5. Mais, falta uma apreciação critica sobre os testemunhos que apontam para que
o arguido não seja conhecido no meio onde se lhe imputa a prática dos actos ilícitos
e a resultante das escutas, não sendo compreensível aos olhos de qualquer comum
mortal como o Tribunal faz a ligação entre quem foi escutado, identificado como
D...ou ... e o aqui recorrente.

6. O Tribunal a quo deu como provado que o recorrente, de acordo e em comunhão de esforços com os demais arguidos se dedicava à exploração de prostitutas, cabendo-lhe entre outras actividades, o transporte controle e protecção de prostitutas de e para os locais de prostituição, usando para isso o veículo de marca Mercedes, modelo 201, matricula ..., sua pertença, sendo conhecido por ... e que utilizava os n° de telemóvel … , não explicitando concretamente como o tribunal chegou a qualquer uma destas conclusões e a todas as demais que incriminam o arguido recorrente, em total contradição com o que se passou em sede de audiência de julgamento e com a demais prova existente nos autos.
8[1]. Apenas genericamente se refere na fundamentação probatória que o Tribunal estribou a sua convicção nos inspectores da PJ e nas escutas, o que é manifestamente insuficiente.
9. Não existe nos autos uma única prova concreta e cabal da participação do
arguido D...nos factos constantes da acusação e que vieram quase integralmente a ser reproduzidos na matéria fáctica dada como provada.

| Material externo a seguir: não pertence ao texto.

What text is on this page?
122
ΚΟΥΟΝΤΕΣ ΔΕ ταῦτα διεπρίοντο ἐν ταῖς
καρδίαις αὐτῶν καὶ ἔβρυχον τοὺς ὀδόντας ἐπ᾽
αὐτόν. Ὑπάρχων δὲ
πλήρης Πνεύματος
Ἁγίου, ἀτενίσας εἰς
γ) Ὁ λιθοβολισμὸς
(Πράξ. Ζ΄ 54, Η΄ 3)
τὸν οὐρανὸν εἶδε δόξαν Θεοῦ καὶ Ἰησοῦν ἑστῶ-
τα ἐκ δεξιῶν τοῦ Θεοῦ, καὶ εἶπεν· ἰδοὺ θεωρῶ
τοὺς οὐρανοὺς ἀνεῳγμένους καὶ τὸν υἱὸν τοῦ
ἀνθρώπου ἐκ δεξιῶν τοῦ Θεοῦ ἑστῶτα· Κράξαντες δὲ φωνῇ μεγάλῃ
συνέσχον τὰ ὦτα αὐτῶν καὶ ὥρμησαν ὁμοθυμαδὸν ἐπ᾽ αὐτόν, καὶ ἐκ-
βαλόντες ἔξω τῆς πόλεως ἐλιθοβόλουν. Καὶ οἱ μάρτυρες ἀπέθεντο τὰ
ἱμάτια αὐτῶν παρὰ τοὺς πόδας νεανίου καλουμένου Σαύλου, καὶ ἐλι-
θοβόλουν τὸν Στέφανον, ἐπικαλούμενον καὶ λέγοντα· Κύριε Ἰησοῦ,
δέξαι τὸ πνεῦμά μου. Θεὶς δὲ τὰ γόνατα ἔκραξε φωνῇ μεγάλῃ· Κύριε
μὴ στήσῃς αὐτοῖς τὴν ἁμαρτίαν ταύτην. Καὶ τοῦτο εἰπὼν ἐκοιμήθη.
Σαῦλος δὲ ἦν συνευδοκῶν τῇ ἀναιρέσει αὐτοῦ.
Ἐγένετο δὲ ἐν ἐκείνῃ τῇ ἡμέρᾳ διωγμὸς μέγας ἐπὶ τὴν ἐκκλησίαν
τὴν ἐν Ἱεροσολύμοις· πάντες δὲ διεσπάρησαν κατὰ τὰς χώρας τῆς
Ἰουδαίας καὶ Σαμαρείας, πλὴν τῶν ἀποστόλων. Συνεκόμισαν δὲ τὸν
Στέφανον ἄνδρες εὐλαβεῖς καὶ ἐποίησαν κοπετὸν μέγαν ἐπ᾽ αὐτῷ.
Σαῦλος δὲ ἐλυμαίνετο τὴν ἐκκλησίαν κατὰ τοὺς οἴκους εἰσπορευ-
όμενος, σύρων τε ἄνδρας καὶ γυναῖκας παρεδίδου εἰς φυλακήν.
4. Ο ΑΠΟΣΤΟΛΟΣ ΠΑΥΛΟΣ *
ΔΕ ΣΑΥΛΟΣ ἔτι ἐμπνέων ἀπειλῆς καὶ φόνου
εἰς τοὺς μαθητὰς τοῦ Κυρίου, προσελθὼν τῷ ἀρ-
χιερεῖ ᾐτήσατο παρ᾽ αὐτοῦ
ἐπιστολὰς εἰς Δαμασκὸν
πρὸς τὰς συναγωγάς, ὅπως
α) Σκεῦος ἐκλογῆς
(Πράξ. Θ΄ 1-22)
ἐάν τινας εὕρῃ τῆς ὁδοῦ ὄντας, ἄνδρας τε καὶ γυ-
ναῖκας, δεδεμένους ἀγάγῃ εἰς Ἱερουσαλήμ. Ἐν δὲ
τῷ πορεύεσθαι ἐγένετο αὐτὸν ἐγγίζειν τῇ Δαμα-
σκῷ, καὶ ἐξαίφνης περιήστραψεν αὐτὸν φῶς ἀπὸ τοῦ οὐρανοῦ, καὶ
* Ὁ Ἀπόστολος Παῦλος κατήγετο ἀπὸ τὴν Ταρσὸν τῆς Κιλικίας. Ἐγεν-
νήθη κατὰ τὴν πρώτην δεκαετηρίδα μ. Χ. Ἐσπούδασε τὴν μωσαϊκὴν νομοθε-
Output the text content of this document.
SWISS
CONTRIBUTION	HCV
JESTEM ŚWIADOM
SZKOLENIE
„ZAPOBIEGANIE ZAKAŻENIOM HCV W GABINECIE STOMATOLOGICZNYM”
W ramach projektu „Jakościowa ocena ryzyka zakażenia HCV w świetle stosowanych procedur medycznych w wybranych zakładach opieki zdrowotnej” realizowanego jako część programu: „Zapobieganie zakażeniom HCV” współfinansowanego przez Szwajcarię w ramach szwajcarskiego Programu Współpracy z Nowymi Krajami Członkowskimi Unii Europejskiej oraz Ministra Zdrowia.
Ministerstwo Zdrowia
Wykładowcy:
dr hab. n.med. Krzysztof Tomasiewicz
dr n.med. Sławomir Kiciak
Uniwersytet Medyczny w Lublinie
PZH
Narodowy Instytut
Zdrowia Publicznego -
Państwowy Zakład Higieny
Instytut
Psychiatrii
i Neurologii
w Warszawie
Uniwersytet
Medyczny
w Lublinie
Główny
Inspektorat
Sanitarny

10. Nada nem ninguém com conhecimento directo de factos imputou quaisquer
actos que consubstanciem a prática do crime de lenocínio ao arguido, nomeadamente, não foi identificada em julgamento qualquer ofendida que imputasse ao arguido qualquer acto integrador do ilícito por que veio a ser condenado, ou qualquer outro, ninguém, e em especial nenhum inspector da PJ, referiu em audiência ter visto a arguido em qualquer acto de transporte, controle ou protecção a prostitutas, ninguém referiu conhecimento da existência de acordo ou sequer contactos entre todos os arguidos, nomeadamente do D...com qualquer outro, nenhuma das testemunhas de acusação ouvidas (prostitutas e pessoas ligadas a este mundo) afirmou conhecer o arguido, o seu nome ou sequer a alcunha que lhe é imputada, com excepção de alguns dos inspectores da policia judiciária sem conhecimento directo dos factos (que nem sequer efectuaram actos de investigação em que aquele fosse interveniente directo).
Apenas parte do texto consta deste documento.